This episode contains two of spoofs on Hollywood celebrities: Gina Lollolasagna is a play on Italian actress Gina Lollobrigida (1927-2023) and Sedda Parsnips is a joking reference to the feuding gossip columnists Hedda Hopper (1885-1966) and Louella Parsons (1881-1972).
The title is based on the 1903 novel "The Call of the Wild" by American writer Jack London about a domesticated dog named Buck who returns to the Alaskan wilderness.
An allusion to William Shakespeare comes when Professor Guildenstern refers to his late colleague Rosencrantz, the names are those of the two ill-fated friends from the play "Hamlet".
The opening of this story is a movie premiere, which is introduced first by a wide, night shot of Grauman's Chinese Theatre in Hollywood, followed by a closer shot of cars and people arriving under an awning, with a poster for The Robe (1953) in the background and a banner over the entryway on which the words "Robe" and "Technicolor" are clearly visible.

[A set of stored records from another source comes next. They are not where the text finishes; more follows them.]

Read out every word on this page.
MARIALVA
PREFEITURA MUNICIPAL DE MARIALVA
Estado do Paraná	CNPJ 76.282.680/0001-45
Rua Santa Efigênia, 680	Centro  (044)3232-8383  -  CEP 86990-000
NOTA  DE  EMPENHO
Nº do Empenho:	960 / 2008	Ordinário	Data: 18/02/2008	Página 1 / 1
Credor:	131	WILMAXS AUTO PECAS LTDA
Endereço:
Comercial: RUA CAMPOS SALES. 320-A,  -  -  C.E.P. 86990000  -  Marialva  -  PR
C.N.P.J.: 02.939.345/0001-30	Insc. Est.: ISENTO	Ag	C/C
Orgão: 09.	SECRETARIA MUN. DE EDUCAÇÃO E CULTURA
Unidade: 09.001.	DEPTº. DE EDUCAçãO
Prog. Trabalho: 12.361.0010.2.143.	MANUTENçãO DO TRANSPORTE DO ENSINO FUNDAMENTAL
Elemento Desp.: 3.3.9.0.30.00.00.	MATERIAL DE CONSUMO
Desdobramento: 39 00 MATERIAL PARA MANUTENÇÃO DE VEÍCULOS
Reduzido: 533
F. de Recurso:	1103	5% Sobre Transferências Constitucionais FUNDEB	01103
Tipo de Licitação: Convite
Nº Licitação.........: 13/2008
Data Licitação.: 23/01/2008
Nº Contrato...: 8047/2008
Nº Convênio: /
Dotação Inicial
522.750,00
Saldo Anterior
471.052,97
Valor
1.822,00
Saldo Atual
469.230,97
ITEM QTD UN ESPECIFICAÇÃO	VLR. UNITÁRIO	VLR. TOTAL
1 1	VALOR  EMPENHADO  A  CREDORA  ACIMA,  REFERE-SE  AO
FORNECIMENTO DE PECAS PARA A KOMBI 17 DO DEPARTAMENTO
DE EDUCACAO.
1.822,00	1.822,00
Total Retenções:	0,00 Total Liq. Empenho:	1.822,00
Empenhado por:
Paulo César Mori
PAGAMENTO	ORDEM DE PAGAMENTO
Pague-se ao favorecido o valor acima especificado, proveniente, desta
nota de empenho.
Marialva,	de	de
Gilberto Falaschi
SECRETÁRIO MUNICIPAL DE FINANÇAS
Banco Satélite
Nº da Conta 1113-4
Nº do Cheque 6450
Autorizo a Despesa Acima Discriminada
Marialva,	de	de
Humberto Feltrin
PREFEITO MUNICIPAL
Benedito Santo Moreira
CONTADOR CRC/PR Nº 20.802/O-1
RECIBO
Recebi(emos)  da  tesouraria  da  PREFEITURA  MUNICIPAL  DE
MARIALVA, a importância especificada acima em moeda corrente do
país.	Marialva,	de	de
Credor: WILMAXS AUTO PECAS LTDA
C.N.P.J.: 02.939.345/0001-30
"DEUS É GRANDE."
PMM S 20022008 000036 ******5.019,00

When Dobie is talking about Maynard becoming a movie star, he holds up a photograph of an aerial view of Hollywood (view to the North), with Hollywood and Vine, the nearby Pantages Theatre and the Capitol Records building in the center. After that, he shows an aerial photo of what was then Warner Bros West Coast Studios (also a Northward view) on Sunset Boulevard at Van Ness, currently (2022) the home of television station KTLA, the Sunset-Bronson Studios and a production facility for Netflix.